光の届かない領域で生き続ける深海魚に、視力は必要ない。地上の光が届かない以上、視力が全く機能しないからだ。
「まあ、NWOだもんな」
結果的にそれで解決してしまっているゼツヤもゼツヤだが、なんだかんだ言って毒されているのだろう。そうに違いない。
「さて、回収するか」
むき出しになっているとはいえ、深海なのだ。採取方法も地上とはもちろん違う。
「これを使えば問題はない!」
マジカルスクロールの上位アイテム『マスターブレスレット・オブ・○○』になることを覚えているだろうか。
しかもあれ、『使用権限』を得るものなので、無効化空間内でも使える。なんでそんな機能を持たせたのか、それは作った本人にもわからない。

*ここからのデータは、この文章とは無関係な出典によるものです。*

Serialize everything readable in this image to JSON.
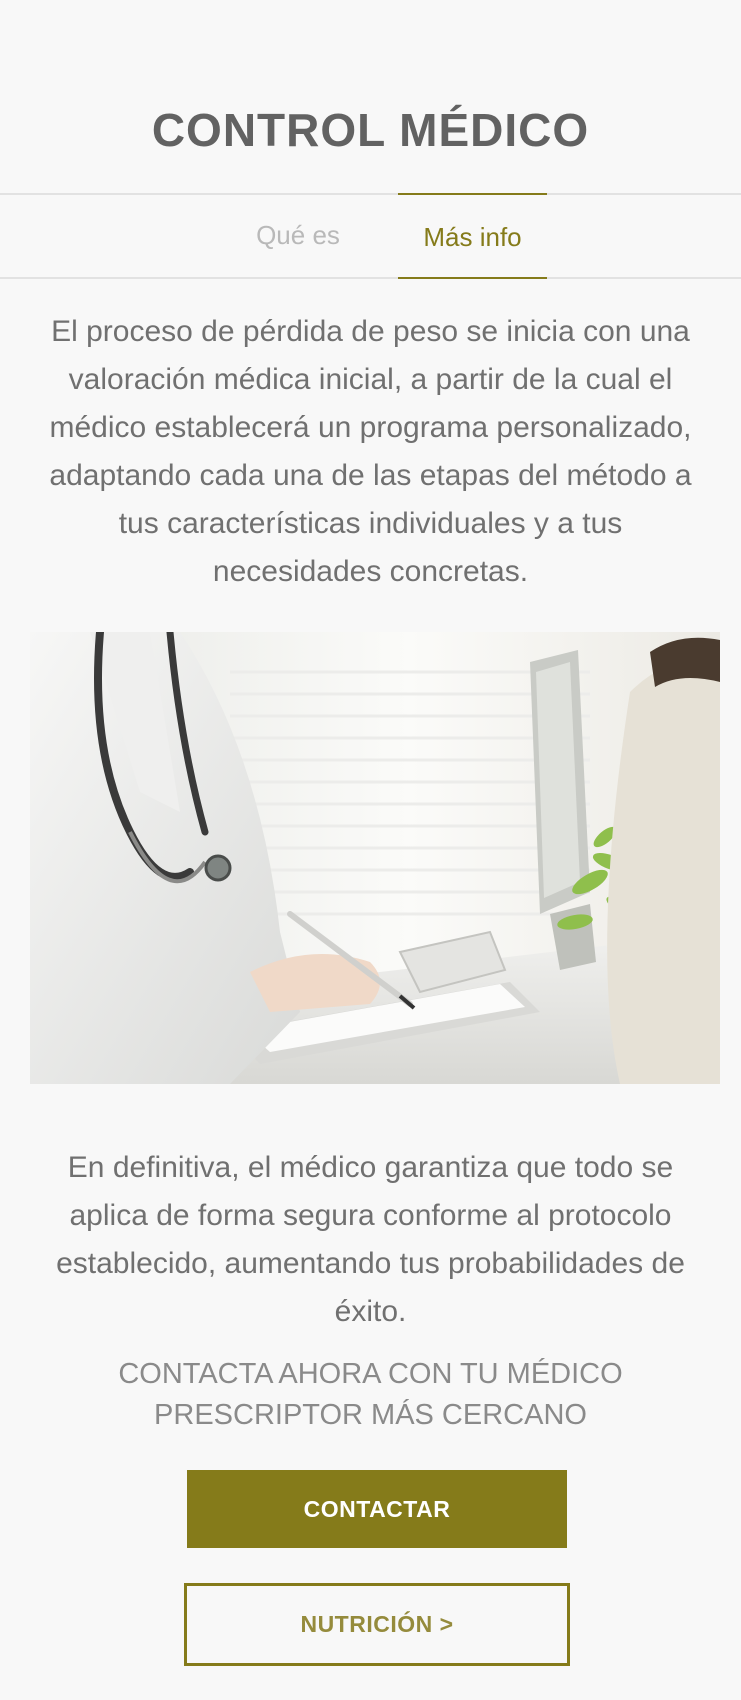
{
  "header": {
    "title": "CONTROL MÉDICO"
  },
  "tabs": [
    {
      "label": "Qué es",
      "active": false
    },
    {
      "label": "Más info",
      "active": true
    }
  ],
  "content": {
    "intro": "El proceso de pérdida de peso se inicia con una valoración médica inicial, a partir de la cual el médico establecerá un programa personalizado, adaptando cada una de las etapas del método a tus características individuales y a tus necesidades concretas.",
    "closing": "En definitiva, el médico garantiza que todo se aplica de forma segura conforme al protocolo establecido, aumentando tus probabilidades de éxito.",
    "cta_heading": "CONTACTA AHORA CON TU MÉDICO PRESCRIPTOR MÁS CERCANO"
  },
  "buttons": {
    "contact_label": "CONTACTAR",
    "nutrition_label": "NUTRICIÓN >"
  },
  "colors": {
    "accent": "#857b1a",
    "background": "#f8f8f8",
    "text": "#707070",
    "tab_inactive": "#b9b9b9"
  }
}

「『マスターブレスレット・オブ・クラッシュストリング』を使えば、近くにあれば楽勝だ」
直訳すると『破壊糸』になる。
文字通りと言えばいいのだろうか。糸を出して、先端から衝撃波を発生させる。
使い方を間違えると鉱石ごとドカンだが、ちゃんとコントロールすれば問題はないのだ。
集中力だけはやたらあるゼツヤなので尚更問題はない。
「よし、ゲット!……すでに持ってるやつだった」
浅い鉱脈だと大体同じものが出てくる。
汎用性があるといえばまああるといえるのだが、これがなかなか面倒なもので……。
「オラシオンの技術を使えば、鉱石を自動生成する『大樹』くらいは作れるからなぁ」
わざわざ集めに行ったりしない。鉱石だろうと自分で自動生成する。
それがオラシオンの素材収集システムなのだ。
はっきり言っていろいろ場所の無駄なのだが、誰も来ない山のふもとにあるのだ。別に問題はあるまい。
「まあ、今日はこれくらいでいいか」
圧倒的な集中力を持つゼツヤは宿題を即座に終わらせることも可能だが、なんだかんだ言って学生なのだ。考える必要はあるだろう。
「とはいえ、問題はもうひとつあったな」
ゼツヤは普段ワープを使って帰っている。
のだが、さすがに、潜水艦にまでその機能を付けるのは材料が足りない。
時間の無駄だと思いながらも、操縦桿を操作するゼツヤだった。